Art is a hard thing to understand, building a text algorithm to communicate what "art" is allowed Auckland Art Gallery's identity to "see art in everything".
Purple Pin Case Study — Graphic
Auckland Art Gallery Toi o Tamaki
What's the interesting thing about branding an Arts Institution?
Art Galleries and museums are unique because they’re not selling anything. Rather, they’re presenting an opportunity for you to engage. A brand for an Art Gallery needs to introduce the public to art and then it needs to get out of the way. The content is the art itself. That’s the visual experience. Our role was to create a voice for the brand.
Art is a big subject. Art means different things to different people. How does an identity convey that?
The idea at the core was to help people see art in everything, and to make art a habit. We believed that using images of art would only communicate to an established audience. Starting a conversation about art and its possibilities would not dumb art down, but open it up. Not art for art’s sake, but for the sake of art. This was a bold move for an institute with a rich visual heritage, allowing art to introduce itself, start a conversation and then get out of the way.
The algorithm allows the gallery to communicate – but the best part is that the algorithm can adapt to be descriptive, witty or philosophical. A Brush Stroke, A Prickly Subject, A Universal Truth.
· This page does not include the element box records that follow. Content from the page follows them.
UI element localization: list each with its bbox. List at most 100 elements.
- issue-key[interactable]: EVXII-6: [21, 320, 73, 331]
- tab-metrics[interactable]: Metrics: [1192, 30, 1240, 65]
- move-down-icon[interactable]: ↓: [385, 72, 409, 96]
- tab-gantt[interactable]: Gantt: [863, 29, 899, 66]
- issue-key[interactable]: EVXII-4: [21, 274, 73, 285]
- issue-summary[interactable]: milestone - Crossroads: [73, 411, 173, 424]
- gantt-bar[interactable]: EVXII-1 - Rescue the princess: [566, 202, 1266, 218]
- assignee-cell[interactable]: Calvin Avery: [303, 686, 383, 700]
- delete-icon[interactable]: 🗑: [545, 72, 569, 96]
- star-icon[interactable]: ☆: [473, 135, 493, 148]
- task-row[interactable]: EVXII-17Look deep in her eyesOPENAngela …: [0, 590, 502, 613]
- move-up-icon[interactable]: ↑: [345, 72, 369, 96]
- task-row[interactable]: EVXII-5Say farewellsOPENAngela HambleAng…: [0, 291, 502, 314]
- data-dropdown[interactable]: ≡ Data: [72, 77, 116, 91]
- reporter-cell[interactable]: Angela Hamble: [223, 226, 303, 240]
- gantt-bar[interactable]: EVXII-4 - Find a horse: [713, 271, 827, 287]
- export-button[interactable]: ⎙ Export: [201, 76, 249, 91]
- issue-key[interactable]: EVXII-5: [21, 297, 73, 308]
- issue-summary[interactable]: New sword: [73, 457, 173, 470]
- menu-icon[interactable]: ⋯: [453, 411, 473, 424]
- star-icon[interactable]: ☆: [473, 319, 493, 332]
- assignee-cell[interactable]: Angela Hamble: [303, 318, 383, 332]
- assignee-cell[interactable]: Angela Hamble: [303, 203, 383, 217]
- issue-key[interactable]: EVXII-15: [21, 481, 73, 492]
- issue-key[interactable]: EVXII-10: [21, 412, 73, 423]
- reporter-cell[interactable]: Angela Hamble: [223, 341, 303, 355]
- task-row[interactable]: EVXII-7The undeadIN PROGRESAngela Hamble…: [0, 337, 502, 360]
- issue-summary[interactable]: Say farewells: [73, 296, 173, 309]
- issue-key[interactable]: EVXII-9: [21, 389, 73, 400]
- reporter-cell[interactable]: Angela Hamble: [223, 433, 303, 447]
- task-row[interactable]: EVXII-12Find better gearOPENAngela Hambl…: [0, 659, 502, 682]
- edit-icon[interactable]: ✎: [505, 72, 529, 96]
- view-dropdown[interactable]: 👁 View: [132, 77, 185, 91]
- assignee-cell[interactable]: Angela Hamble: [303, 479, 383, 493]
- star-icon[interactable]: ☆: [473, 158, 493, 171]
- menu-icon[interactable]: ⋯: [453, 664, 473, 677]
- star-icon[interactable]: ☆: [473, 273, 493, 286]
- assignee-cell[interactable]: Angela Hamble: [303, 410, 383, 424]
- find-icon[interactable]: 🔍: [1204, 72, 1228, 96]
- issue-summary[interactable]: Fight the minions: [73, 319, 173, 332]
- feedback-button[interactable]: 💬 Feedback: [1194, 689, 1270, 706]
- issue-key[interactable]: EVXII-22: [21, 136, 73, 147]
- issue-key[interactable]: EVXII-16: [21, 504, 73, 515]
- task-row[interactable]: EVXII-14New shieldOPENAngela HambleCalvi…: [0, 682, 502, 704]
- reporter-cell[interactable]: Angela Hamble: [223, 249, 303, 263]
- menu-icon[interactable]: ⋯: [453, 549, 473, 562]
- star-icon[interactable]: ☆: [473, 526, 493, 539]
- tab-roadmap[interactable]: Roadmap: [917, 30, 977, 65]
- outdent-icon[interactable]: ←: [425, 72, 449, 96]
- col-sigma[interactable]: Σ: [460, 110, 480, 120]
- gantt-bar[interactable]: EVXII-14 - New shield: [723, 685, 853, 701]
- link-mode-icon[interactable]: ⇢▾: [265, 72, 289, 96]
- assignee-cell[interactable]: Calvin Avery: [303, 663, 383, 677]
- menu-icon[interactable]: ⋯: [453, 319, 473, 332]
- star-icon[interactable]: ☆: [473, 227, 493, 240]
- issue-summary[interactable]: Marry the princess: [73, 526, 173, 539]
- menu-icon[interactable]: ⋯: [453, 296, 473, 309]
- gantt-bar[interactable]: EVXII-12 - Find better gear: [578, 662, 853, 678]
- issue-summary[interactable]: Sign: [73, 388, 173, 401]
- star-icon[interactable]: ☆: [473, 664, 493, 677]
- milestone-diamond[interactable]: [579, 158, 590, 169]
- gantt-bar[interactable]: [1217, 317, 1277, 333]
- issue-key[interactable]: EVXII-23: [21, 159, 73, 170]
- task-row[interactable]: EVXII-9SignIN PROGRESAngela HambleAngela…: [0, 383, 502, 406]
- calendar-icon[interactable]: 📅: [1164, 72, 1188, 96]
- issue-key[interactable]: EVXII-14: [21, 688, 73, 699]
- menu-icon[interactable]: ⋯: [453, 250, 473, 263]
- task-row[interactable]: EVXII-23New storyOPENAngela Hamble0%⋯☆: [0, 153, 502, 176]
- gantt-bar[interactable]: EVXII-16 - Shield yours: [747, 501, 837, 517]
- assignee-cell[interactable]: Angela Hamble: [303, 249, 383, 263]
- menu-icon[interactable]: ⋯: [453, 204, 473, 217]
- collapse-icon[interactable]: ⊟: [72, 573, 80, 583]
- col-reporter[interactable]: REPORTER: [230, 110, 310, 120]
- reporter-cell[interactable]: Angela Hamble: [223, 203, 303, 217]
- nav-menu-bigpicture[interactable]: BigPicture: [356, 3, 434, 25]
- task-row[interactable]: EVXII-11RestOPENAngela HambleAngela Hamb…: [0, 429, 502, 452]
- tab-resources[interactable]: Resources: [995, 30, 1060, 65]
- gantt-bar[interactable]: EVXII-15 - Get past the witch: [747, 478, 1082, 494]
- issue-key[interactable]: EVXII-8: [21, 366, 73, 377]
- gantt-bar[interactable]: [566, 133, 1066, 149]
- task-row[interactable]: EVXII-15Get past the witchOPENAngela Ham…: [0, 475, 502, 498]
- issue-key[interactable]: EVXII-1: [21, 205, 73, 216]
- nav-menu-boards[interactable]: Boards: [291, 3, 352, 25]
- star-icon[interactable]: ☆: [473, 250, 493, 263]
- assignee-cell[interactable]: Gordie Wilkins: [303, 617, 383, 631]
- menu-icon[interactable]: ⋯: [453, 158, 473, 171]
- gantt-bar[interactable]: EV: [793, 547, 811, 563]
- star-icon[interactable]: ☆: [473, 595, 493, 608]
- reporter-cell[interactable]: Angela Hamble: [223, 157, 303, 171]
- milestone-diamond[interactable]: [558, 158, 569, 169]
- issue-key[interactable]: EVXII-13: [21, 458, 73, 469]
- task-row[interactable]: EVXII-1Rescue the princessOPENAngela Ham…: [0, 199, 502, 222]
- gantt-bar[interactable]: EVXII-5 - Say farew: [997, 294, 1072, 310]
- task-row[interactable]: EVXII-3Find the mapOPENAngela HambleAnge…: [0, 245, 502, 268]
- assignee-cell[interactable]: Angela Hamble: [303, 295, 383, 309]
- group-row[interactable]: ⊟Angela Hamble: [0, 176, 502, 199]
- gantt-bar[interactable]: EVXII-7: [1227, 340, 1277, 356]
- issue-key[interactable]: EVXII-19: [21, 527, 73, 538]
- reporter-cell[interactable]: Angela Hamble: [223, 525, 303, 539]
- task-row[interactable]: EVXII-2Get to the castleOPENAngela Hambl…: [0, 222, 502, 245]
Art is one of those things that can be beautiful and obtuse, using language allowed us to be both playful and referential.
How does a algorithm become a logo?
The answer was found with a rule system that must always begin with an A, followed by two words that have an R, and T stacked consecutively. This established the vertical reading of the word Art, but also determined the sentence structure, and the proposition of what art is.
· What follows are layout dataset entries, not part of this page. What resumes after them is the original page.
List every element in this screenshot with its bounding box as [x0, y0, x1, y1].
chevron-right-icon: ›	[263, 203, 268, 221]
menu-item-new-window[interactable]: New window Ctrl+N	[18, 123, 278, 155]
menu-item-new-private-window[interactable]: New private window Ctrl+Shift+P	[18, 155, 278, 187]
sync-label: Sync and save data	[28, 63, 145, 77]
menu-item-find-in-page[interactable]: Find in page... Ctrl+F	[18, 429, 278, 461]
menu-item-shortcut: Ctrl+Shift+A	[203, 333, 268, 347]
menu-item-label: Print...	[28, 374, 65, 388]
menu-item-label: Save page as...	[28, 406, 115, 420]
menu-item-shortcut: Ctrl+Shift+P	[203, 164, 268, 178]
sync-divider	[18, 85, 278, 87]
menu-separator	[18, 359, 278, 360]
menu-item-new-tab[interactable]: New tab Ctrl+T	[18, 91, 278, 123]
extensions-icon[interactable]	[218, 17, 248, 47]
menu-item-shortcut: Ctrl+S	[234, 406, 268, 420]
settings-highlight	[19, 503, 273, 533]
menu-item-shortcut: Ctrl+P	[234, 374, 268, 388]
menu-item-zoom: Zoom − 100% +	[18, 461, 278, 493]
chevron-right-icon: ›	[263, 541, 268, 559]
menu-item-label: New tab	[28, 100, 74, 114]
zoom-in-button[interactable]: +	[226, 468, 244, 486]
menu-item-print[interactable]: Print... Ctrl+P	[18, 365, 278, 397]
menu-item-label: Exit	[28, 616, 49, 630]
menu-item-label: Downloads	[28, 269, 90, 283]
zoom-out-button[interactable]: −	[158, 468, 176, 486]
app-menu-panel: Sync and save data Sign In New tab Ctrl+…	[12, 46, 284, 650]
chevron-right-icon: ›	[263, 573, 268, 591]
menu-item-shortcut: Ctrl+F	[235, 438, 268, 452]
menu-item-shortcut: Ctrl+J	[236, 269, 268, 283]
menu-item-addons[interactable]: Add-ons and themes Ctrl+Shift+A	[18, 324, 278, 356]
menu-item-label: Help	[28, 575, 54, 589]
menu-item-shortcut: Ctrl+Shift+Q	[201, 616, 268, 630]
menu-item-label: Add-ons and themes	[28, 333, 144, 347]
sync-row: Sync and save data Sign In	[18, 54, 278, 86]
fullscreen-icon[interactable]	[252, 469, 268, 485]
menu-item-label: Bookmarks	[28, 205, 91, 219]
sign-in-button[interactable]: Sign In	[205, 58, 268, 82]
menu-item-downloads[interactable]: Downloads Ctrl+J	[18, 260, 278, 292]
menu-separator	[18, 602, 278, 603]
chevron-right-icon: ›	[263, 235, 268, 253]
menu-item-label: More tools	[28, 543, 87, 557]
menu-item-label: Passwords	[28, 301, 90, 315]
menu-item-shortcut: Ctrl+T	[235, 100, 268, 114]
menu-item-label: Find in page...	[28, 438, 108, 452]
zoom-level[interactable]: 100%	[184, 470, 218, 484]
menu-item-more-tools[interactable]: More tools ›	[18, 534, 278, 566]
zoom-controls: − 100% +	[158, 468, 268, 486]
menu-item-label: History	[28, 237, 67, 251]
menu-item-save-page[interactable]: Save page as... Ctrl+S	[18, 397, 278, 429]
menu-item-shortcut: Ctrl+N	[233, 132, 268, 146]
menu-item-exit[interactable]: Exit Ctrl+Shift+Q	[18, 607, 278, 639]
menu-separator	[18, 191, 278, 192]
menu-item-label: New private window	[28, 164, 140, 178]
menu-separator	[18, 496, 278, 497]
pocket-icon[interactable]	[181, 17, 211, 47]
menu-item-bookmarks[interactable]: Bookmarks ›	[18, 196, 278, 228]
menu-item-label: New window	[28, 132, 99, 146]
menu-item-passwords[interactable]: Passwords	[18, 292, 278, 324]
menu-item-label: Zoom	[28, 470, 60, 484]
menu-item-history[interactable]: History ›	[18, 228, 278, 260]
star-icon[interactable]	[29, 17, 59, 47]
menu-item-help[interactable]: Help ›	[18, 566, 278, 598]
It was then incorporated into two logo marks – the name of the gallery and a secondary mark incorporating the words Art and Toi – the Māori translation of the word “art”. We then developed this into a repeating pattern referencing traditional Māori tukutuku panels.
What do you think makes it a success?
We can measure it through the normal ways, more visitors, exhibitions etc but I think I'm just proud that the Art Gallery is open again and Aucklanders are giving up some of their leisure time to look at art.